Get Out begins in familiar horror territory. A young, black man is walking to a friend’s house at night, and an unseen person in a car pursues them. The young man, seriously scared, turns around and walks the other way. He is snatched by the pursuer, rendered unconscious, thrown into a car and taken away. We’ve seen this kind of cold open before, a million times over, but there’s a racial subtext to Get Out that elevates the horror into a sickening reality… much of the horror of Get Out is based on average, everyday fears and a fact of life of what it’s like to be a black man in America. In any other movie, seeing the red and blue flash of a police siren would bring hope, but in this movie, it has a gut-wrenching implication to it.
Daniel Kaluuya stars as Chris, a young black man, aspiring photographer, who is going to meet his girlfriend Rose’s (Allison Williams) family for the first time. He asks her if she’s told her folks that he’s black. She says she hasn’t, but tells him not to worry. They’re not like that. They’re certainly not racists.
Things begin to get strange very quickly for Daniel. Rose’s parents (played by Bradley Whitford and Catherine Keener) are nice enough people, but there’s something off about them. They have two hired hands, both black, who just seem a little bit off. Rose’s father brings it up to Chris, and expresses the self-awareness to know how weird it must look, but to realize they’re valued help and that there is no racism to it. Chris accepts this, but is still a bit leery. Things get stranger yet when Rose’s weird brother Jeremy (Caleb Landry Jones) shows up. And then there’s a party where everyone in attendance is white and expresses much interest in Chris’s blackness. And the only other black man at the party has a perpetually terrified smile on his face the entire time. And there’s the hypnotism that Rose’s mom performs on Chris that he thinks was all a dream, until he realizes it was all too real.
Even though the plot is a bit predictable, I wouldn’t dare spoil any of the reveals in this review. Half of the fun of movies like Get Out is trying to guess what comes next. Sometimes you’re right, sometimes you’re wrong. The movie seems aware of a lot of tropes and intentionally subverts expectations based on what we’ve all seen a million times—or it blasts us with an image of what happens all too often in the news.
Get Out is a great vehicle for actors. It’s very character-oriented and you get to see a lot of very good performances from the excellent supporting cast. Catherine Keener and Bradley Whitford are, of course, great. They always are. Caleb Landry Jones, the brother, is either a gifted actor or an annoying, awful person. I can’t tell which. Daniel Kaluuya does great in the lead. His facial expressions are subtle, but they say a lot about the character. He has a world-wariness to him that a lesser movie wouldn’t have had—a lesser movie would have had him shocked whenever someone would say something strange, but here he just kind of smirks, as if it’s something he’s heard a million times before (which he probably has). My only complaint of the cast is that Stephen Root doesn’t have enough to do. Stephen Root is a great character actor, and he’s perfectly fine here, but when you see him pop up in something, you kind of want to see him do something amazing and that he doesn’t is just a bit of a letdown. It’s like bringing out a massive fireworks display and only lighting off a couple of bottle rockets.

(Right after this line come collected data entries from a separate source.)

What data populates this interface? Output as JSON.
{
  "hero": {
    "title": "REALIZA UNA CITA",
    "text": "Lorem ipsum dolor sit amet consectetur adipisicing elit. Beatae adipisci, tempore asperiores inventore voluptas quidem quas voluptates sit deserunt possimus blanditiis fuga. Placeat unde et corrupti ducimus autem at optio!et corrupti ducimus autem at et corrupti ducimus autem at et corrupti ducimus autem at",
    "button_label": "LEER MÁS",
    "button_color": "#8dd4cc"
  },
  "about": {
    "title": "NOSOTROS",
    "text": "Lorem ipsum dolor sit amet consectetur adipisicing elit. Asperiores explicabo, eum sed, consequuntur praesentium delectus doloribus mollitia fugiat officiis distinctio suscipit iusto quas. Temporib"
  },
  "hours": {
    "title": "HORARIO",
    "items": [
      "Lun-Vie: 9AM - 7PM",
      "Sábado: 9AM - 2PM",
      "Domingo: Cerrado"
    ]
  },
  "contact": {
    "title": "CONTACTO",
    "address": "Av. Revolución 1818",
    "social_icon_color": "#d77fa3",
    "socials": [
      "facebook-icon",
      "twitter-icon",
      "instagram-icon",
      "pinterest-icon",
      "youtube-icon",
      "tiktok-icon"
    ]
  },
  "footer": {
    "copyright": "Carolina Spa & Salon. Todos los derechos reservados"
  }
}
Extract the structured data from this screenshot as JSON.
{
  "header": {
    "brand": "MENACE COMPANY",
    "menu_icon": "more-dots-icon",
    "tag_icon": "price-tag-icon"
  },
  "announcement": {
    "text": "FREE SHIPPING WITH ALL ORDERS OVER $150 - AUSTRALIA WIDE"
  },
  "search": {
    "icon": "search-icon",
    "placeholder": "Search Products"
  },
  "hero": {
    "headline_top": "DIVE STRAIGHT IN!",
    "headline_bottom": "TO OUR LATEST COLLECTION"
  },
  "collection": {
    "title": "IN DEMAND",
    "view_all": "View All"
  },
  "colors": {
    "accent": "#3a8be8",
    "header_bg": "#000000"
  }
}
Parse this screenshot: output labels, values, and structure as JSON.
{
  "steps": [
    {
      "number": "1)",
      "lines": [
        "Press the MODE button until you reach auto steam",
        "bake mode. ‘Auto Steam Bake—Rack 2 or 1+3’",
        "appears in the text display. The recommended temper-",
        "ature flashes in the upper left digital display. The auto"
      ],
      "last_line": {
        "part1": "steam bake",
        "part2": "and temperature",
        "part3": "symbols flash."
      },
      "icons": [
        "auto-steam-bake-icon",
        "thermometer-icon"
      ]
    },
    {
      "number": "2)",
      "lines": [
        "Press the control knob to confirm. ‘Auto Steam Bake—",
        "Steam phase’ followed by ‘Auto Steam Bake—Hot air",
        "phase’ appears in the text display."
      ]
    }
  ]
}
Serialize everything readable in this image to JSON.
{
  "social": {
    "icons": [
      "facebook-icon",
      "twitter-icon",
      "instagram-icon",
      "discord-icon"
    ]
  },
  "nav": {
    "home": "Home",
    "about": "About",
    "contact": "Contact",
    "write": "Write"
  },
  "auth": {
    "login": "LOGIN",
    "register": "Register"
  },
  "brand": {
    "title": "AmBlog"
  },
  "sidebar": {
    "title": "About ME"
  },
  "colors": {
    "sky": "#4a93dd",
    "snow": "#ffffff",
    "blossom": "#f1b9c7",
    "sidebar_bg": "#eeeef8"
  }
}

LilRel Howery as Chris’s friend Rob is the kind of character that can destroy a horror movie. When the focus shifts to him, there’s a complete tonal whiplash effect. It goes from horror to comedy. Think of the bumbling cops that had no place in a movie as twisted as The Last House on the Left. Somehow, against all odds, Get Out pulls it off. Rather than being “comic relief” he’s more like a release valve. The character is legitimately funny, which makes all the difference.
The movie is written and directed by Jordan Peele, who is probably best known for his work in the second half of the comedy duo Key & Peele, and for last year’s Keanu. Get Out is, first and foremost, a horror movie. An expertly-made one, at that. It is also funny, political, satirical and everything else a horror movie should be, but make no mistake, Get Out is no parody. It’s a legitimate horror movie and its intention is to scare audiences. Everything else is part of its rich tapestry of storytelling that makes it richer, fuller, and easier to appreciate as a work of art. Would Get Out have worked if it wasn’t so overtly political? I’m sure it would have, but to wish for such an apolitical film with no statement would be to neuter the beauty and the power of it. Simply put, if you’re looking for a horror movie that doesn’t try to challenge you outside of your comfort zone, maybe it’s not right for you.